Growth stocks don't make investors jump for joy like they used to. However, the journey for all growth stocks isn't over. If anything, investors with an investment horizon from several years to decades can use this time in the market to capitalize on the long-term growth opportunity of great companies that are trading at a discount.
If you have $1,500 to add to your portfolio before year's end, don't overlook these two fantastic growth stocks when formulating your list of buys.
1. Etsy
While e-commerce stocks may be broadly trading down right now, that doesn't mean the growth trajectory for companies in this industry has been exhausted. Far from it, considering that analysts estimate that e-commerce spending still comprises just 20% of all retail expenditures in the U.S. as of 2022.
For Etsy (ETSY 1.07%), which maintains a tight foothold on its lucrative corner of the global e-commerce landscape -- management estimates that the platform has a total addressable market of about $2 trillion -- this paints a positive picture for its long-term growth beyond the near-term challenges. Etsy is still growing at a solid clip on a year-over-year basis, but its growth from pre-pandemic levels is even more impressive.
In the most recent quarter, Etsy's revenue of $595 million represented a 12% increase from the same quarter in 2021. While net income was down on a year-over-year basis, this was largely due to a one-time non-cash impairment charge. Etsy also generated free cash flow just shy of $200 million in the quarter.
On a three-year basis, Etsy recorded gross merchandise sales growth of 150%. Meanwhile, it reported that it had 100% more active buyers and 125% more repeat buyers on its platform in the third quarter of 2022 than it did in the same quarter of 2019.
It would have been unreasonable to expect a continuation of the pandemic era level of growth indefinitely. And, since many consumers are reining in spending, it also follows that companies with exposure to these types of cyclical habits would be the first to feel the ramifications of those changes.
Looking ahead five to 10 years, however, Etsy's growing share of a vast addressable market, coupled with the strength of its underlying businesses, can deliver robust financial and investor returns well beyond the challenges of the near-term environment.
A $1,500 investment in this tech stock would give you 12 shares based on recent share prices.
2. Airbnb
Airbnb (ABNB -0.87%) continues to grow its revenue and earnings at an incredible clip, even as travel spending remains uneven on a global level. It's worth noting that even as year-over-year comparisons remain strong, Airbnb's revenue and profits are also up notably from pre-pandemic levels. In fact, its third-quarter revenue and earnings represented growth of 70% and 260% on a three-year basis.
Looking to the most recent quarter, Airbnb reported 100 million nights and experiences were booked on its platform, a 25% increase year over year.

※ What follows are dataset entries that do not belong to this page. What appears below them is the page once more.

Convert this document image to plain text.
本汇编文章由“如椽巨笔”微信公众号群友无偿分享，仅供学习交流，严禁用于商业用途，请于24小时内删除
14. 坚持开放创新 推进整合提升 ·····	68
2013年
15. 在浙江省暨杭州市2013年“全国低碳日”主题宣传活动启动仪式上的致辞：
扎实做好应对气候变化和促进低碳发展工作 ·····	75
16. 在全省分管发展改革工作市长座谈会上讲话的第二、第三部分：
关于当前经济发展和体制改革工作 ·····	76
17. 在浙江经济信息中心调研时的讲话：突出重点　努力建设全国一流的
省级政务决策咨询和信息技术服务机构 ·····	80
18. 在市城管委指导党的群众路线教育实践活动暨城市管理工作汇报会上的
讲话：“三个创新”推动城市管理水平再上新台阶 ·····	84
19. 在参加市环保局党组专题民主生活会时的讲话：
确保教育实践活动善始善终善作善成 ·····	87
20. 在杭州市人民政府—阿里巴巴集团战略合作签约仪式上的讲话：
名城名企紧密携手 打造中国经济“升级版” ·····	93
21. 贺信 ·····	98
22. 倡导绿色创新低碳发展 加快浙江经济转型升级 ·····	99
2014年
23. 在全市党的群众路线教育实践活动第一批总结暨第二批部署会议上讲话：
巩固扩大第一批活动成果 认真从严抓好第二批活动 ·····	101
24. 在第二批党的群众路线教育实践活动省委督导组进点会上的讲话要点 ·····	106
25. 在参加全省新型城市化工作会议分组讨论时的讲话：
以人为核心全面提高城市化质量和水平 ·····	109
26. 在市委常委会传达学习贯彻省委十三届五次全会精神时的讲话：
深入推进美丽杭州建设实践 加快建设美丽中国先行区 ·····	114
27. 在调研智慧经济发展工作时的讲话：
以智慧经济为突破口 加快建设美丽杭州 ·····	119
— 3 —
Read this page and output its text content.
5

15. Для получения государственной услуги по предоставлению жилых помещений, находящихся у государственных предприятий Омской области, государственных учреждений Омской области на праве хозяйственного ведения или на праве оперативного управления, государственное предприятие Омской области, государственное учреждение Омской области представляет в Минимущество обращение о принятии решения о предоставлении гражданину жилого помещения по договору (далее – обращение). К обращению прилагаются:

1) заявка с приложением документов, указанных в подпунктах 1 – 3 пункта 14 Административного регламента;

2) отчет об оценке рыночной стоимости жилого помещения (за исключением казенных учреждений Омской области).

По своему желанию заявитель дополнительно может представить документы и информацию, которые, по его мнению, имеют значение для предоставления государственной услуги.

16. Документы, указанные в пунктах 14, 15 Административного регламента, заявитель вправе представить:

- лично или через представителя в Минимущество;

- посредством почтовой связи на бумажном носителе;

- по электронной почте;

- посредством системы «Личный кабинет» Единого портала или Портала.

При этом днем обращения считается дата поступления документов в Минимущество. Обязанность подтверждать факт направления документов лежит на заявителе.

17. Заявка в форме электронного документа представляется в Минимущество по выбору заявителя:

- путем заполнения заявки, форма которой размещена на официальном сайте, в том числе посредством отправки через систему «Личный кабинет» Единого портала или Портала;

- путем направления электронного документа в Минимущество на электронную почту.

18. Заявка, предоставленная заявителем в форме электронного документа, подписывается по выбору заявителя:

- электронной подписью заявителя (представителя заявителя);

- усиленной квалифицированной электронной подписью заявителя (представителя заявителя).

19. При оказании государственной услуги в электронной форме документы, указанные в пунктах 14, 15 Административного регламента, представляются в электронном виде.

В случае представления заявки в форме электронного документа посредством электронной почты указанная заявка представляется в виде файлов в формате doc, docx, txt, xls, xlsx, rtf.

Its revenue of $3 billion represented a 29% increase from the year-ago quarter, while its net income of $1.2 billion jumped nearly 50%.
Meanwhile, Airbnb reported that it achieved a record quarter of guest arrivals, with 90 million individuals checking into stays in the three-month period. The company closed the quarter having generated $3.3 billion in free cash flow over the trailing 12 months, and $966 million in net cash from operations just in the three-month period.
The reasons behind Airbnb's continued resilience -- even in a tough environment where consumer spending is waning, as are personal savings rates -- are multi-pronged. For one, Airbnb caters to a wide range of travelers, from short-term travelers to business travelers to vacationers to digital nomads. Management noted in the most recent earnings report that even as many companies are requiring workers to come back to the office, 20% of all gross bookings completed on the platform are still attributable to long-term stays of 28 days or more.
In other words, the changes brought about in the way people live and work as a result of the pandemic are durable and long-lasting, and these trends are also continuing to inject growth into Airbnb's business. Management also attributed Airbnb's resilience to the fact that it provides a source of income for its hosts.
In a recent earnings call, CEO Brian Chesky noted that just as in the days of the global financial crisis, people are looking for ways to make extra money. Considering that Airbnb's platform generated $180 billion in earnings for hosts since the company's founding in 2008, it clearly poses a compelling business model for both guests and hosts that keeps both coming back for more. For long-term investors, this could be a golden opportunity to snap up of shares of a stock with an incredible growth runway while it's trading down.
A $1,500 investment in Airbnb right now would add 18 shares to your portfolio.